Accounting Standards

Tesla’s Bitcoin investment exposes accounting flaws

The FASB says it will stand by its original decision not to update rules regarding digital assets

Tesla’s $1.5bn Bitcoin investment has exposed limits to rules surrounding cryptocurrency accounting.

Elon Musk’s major investment on Monday (8 February) highlighted the fact that there are currently no rules for digital assets in mainstream US accounting principals.

In fact, the Financial Accounting Standards Board (FASB) formally rejected at least three requests to adjust the rules on the grounds that the situation is not common enough.

The requests followed software company MicroStrategy’s December issuance of $650m in convertible bonds to buy and hold bitcoin, and Paypal’s October revelation that its customers can hold cryptocurrency in their accounts.

However, Kell Canty, CEO at the digital asset tax and accounting software company Verady, told Bloomberg Tax that these investments are “not a flash in the pan”.

He added: “Sooner rather than later is what the approach should be. It becomes a pressing need for the financial accounting industry.”

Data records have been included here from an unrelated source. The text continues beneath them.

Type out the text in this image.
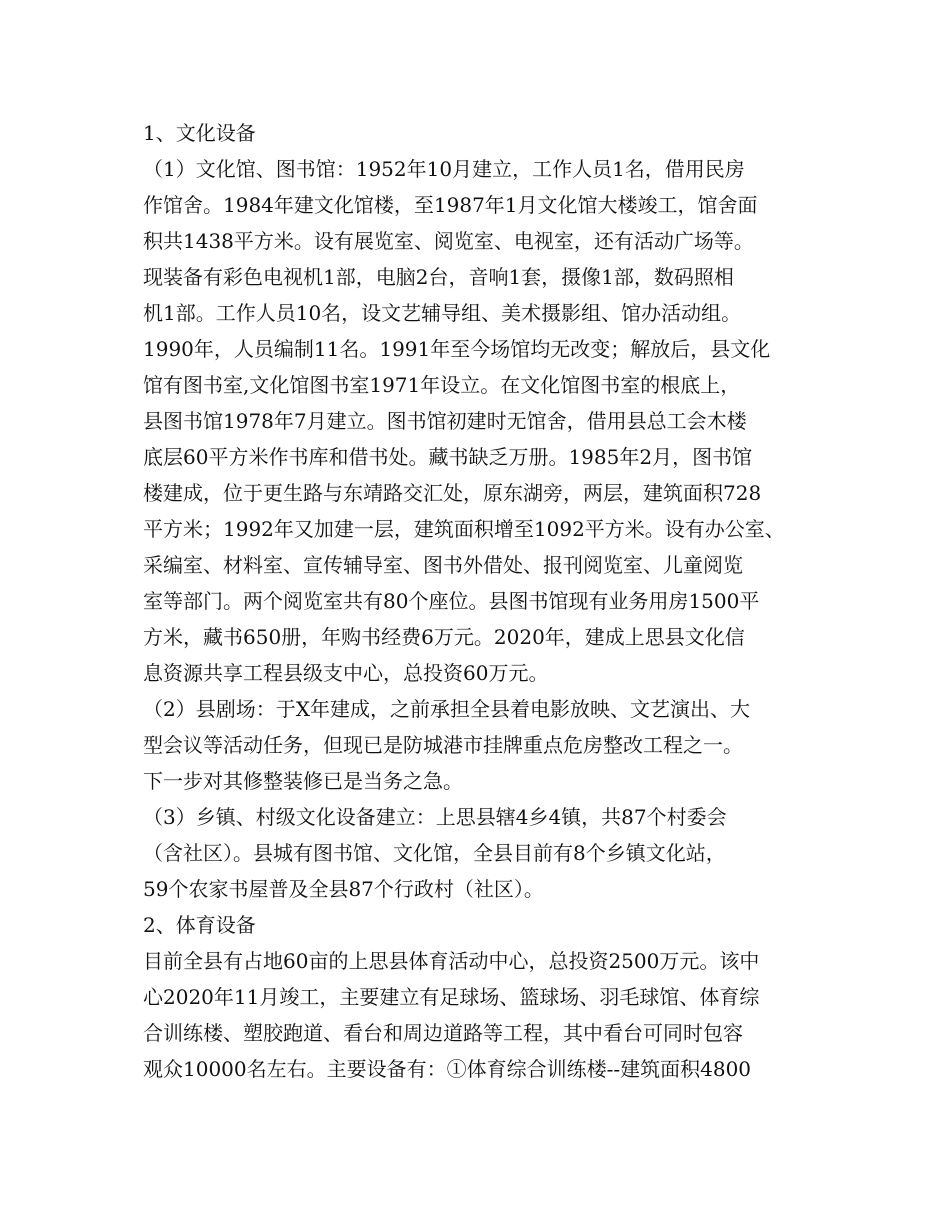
1、文化设备
（1）文化馆、图书馆：1952年10月建立，工作人员1名，借用民房
作馆舍。1984年建文化馆楼，至1987年1月文化馆大楼竣工，馆舍面
积共1438平方米。设有展览室、阅览室、电视室，还有活动广场等。
现装备有彩色电视机1部，电脑2台，音响1套，摄像1部，数码照相
机1部。工作人员10名，设文艺辅导组、美术摄影组、馆办活动组。
1990年，人员编制11名。1991年至今场馆均无改变；解放后，县文化
馆有图书室,文化馆图书室1971年设立。在文化馆图书室的根底上，
县图书馆1978年7月建立。图书馆初建时无馆舍，借用县总工会木楼
底层60平方米作书库和借书处。藏书缺乏万册。1985年2月，图书馆
楼建成，位于更生路与东靖路交汇处，原东湖旁，两层，建筑面积728
平方米；1992年又加建一层，建筑面积增至1092平方米。设有办公室、
采编室、材料室、宣传辅导室、图书外借处、报刊阅览室、儿童阅览
室等部门。两个阅览室共有80个座位。县图书馆现有业务用房1500平
方米，藏书650册，年购书经费6万元。2020年，建成上思县文化信
息资源共享工程县级支中心，总投资60万元。
（2）县剧场：于X年建成，之前承担全县着电影放映、文艺演出、大
型会议等活动任务，但现已是防城港市挂牌重点危房整改工程之一。
下一步对其修整装修已是当务之急。
（3）乡镇、村级文化设备建立：上思县辖4乡4镇，共87个村委会
（含社区）。县城有图书馆、文化馆，全县目前有8个乡镇文化站，
59个农家书屋普及全县87个行政村（社区）。
2、体育设备
目前全县有占地60亩的上思县体育活动中心，总投资2500万元。该中
心2020年11月竣工，主要建立有足球场、篮球场、羽毛球馆、体育综
合训练楼、塑胶跑道、看台和周边道路等工程，其中看台可同时包容
观众10000名左右。主要设备有：①体育综合训练楼--建筑面积4800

The issue occurs in the volatility of Bitcoin as an asset, making it too difficult to properly account for as an intangible asset on the investor’s balance sheet. 

In an annual filing, Tesla recognised that, as assets can only be devalued under accounting rules, “these charges may negatively impact” the group’s profitability even if the “overall market values of these assets increase”.

Despite the exposure to accounting limits regarding digital assets, the FASB stood by its earlier decisions, stating that “the recent investment by one entity, in and of itself, would not have changed that evaluation”.

The board added in a statement, via Bloomberg Tax: “While digital currencies are not currently the focus of the research project, that topic could be considered as part of the research project in the future.”